There is no application source code in this repository; the deliverable is the SQL database itself.
## Working with the SQL File
**Restore the database:**
```bash
mysql -u <user> -p basesgen < basesgen.sql
```
**Search schema definitions without importing (file is 966 MB — avoid full loads):**
```bash
grep -A 30 "CREATE TABLE \`<table_name>\`" basesgen.sql
```
**Count records in a table (approximate, from INSERT lines):**
```bash
grep -c "^INSERT INTO \`mariage\`" basesgen.sql
```
## Database Schema
### Core Genealogical Tables
**`mariage`** — The central table.

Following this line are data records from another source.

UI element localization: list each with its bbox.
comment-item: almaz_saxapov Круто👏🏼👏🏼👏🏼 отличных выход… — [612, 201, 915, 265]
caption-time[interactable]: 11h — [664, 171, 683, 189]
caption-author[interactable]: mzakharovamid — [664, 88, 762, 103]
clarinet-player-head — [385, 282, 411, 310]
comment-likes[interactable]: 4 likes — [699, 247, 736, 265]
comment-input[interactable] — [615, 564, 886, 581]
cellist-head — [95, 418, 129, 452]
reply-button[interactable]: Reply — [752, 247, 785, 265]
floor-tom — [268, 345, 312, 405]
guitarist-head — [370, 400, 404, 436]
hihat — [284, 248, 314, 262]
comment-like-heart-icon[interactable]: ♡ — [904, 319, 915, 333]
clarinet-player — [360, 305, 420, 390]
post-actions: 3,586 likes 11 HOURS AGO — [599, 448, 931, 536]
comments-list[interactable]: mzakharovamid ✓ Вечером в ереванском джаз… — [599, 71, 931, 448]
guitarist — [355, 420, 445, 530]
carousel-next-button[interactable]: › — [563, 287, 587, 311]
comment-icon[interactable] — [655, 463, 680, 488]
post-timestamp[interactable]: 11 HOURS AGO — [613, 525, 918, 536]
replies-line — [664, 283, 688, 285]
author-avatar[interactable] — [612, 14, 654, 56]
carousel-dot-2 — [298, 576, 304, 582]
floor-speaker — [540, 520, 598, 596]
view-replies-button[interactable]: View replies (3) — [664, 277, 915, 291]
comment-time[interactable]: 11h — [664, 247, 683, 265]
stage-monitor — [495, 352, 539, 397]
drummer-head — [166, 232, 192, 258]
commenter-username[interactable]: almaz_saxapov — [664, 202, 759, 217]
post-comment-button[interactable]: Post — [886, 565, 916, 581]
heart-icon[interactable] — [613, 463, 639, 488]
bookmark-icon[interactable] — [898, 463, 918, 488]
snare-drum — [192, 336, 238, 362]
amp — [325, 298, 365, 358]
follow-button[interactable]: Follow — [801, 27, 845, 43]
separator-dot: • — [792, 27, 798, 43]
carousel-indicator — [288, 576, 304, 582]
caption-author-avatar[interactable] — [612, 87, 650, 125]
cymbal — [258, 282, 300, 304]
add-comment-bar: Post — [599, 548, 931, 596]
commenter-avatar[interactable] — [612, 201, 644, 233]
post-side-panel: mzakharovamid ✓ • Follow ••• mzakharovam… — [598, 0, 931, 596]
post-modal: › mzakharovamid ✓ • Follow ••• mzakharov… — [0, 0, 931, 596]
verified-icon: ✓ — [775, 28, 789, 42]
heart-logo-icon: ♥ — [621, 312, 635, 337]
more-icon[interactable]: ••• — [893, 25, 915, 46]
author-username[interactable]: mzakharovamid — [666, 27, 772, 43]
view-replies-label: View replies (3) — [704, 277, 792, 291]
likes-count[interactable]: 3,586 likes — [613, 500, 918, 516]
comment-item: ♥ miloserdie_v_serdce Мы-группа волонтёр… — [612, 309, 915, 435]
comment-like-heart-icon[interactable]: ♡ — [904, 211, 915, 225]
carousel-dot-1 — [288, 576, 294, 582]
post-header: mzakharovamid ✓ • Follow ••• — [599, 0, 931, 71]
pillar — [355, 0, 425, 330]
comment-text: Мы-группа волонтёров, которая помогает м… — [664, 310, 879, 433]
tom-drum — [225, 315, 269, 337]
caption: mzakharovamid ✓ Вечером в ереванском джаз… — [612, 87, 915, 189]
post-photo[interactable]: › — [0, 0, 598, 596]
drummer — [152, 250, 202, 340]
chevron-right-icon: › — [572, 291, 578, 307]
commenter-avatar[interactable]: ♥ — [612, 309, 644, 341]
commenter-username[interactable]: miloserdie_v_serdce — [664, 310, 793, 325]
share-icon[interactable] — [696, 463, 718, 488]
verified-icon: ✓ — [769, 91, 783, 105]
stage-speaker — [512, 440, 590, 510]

Contains individual marriage act records from civil registry (état civil). Key columns:
- `CLE_MARIAGE` — primary key (integer, sequential across batch imports)
- `JOUR_MARIAGE`, `MOIS_MARIAGE`, `ANNEE_MARIAGE` — marriage date (split fields)
- `NOM_EPOUX` / `NOM_EPOUSE` — groom/bride surnames (uppercase, `latin1_general_ci`)
- `PRENOM_EPOUX` / `PRENOM_EPOUSE` — given names
- `AGE_EPOUX` / `AGE_EPOUSE` — age at marriage
- `NOM_PERE_EPOUX`, `NOM_MERE_EPOUX` etc. — parents of each spouse
- `VEUF_EPOUX` / `VEUVE_EPOUSE` — widower/widow status
- `LIEU_ACTE` — location of the act
- `TYPE_ACTE` — type of record
- `CODE_INSEE` — INSEE code linking to `ville`
**`ville`** — Reference table of all French towns. Columns: `NOM_MAJ` (uppercase name), `CODE_INSEE` (bigint), `LATITUDE`, `LONGITUDE`.
**`utilisateur`** — Application users (genealogy researchers). Login format: `CGL[A-Z][nnn]` for members, `Gestionnaire` for admins. Stores MD5-hashed passwords (`mdp`), group (1=admin, 2=member), validity date, last IP.
**`departements`** — French departments from INSEE. Includes `CODE`, `NCC` (uppercase name), `CHEFLIEU` (INSEE chef-lieu code), `PRESENT` flag (whether the department's records are in the database).
**`MISEAJOUR`** — Tracks batch imports: `DATE` of import, `MIN`/`MAX` range of `CLE_MARIAGE` values added in that batch.
**`cgl_34_stats_req`** — Search query audit log. Columns: `DATE_REQ`, `REMOTE_ADDR`, `HTTP_USER_AGENT`, `TYPE_RECHERCHE` (search type), `NOM_EPOUX`/`NOM_EPOUSE` (search terms), `VARIATION_EPOUX`/`VARIATION_EPOUSE` (phonetic variant flags), `DATE_MIN`/`DATE_MAX` (year range), `DUREE_REQUETE` (query duration in seconds), `USERID`, `VILLE`.
### Supporting / Utility Tables
- `sauvegarde_mariage` — backup copy of `mariage`
- `MARIAGE_CP` — copy/staging table for `mariage`
- `testmariage` — test/scratch table for `mariage`
- `save_ville` / `ville_orig` — backup copies of `ville`
- `stat_ville` — per-town statistics
- `copie_MISEAJOUR` — backup of `MISEAJOUR`
- `menu_user` — application menu entries per user role
- `mois` — month name lookup table (French)
- `mariage-bad` — rejected/bad records
### Drupal CMS Tables (100+ tables, prefix `drupal_`)
The application front-end was Drupal 6. These tables manage the website (nodes, users, blocks, cache, roles, menus, etc.) and are largely independent of the genealogical data. Notable:
- `drupal_users` — Drupal user accounts (separate from `utilisateur`)
- `drupal_content_type_ville` — Drupal content nodes for towns
- `drupal_content_type_soldat` — Drupal content nodes for soldier records
## Character Encoding
Most genealogical tables use `latin1` / `latin1_general_ci`. The `departements` table uses `utf8mb3`. When querying names, case-insensitive collation is already set; accent-sensitive matching may require `COLLATE` overrides.
## Search Logic (from `cgl_34_stats_req` logs)
The application supported two search modes:
- **Recherche Standard** — surname prefix search using `^NAME` pattern (regex anchored at start)
- **Recherche Evoluée** — advanced search with phonetic variant expansion (`VARIATION_EPOUX`/`VARIATION_EPOUSE` flags)
Year range filtering uses `DATE_MIN`/`DATE_MAX` against `ANNEE_MARIAGE`.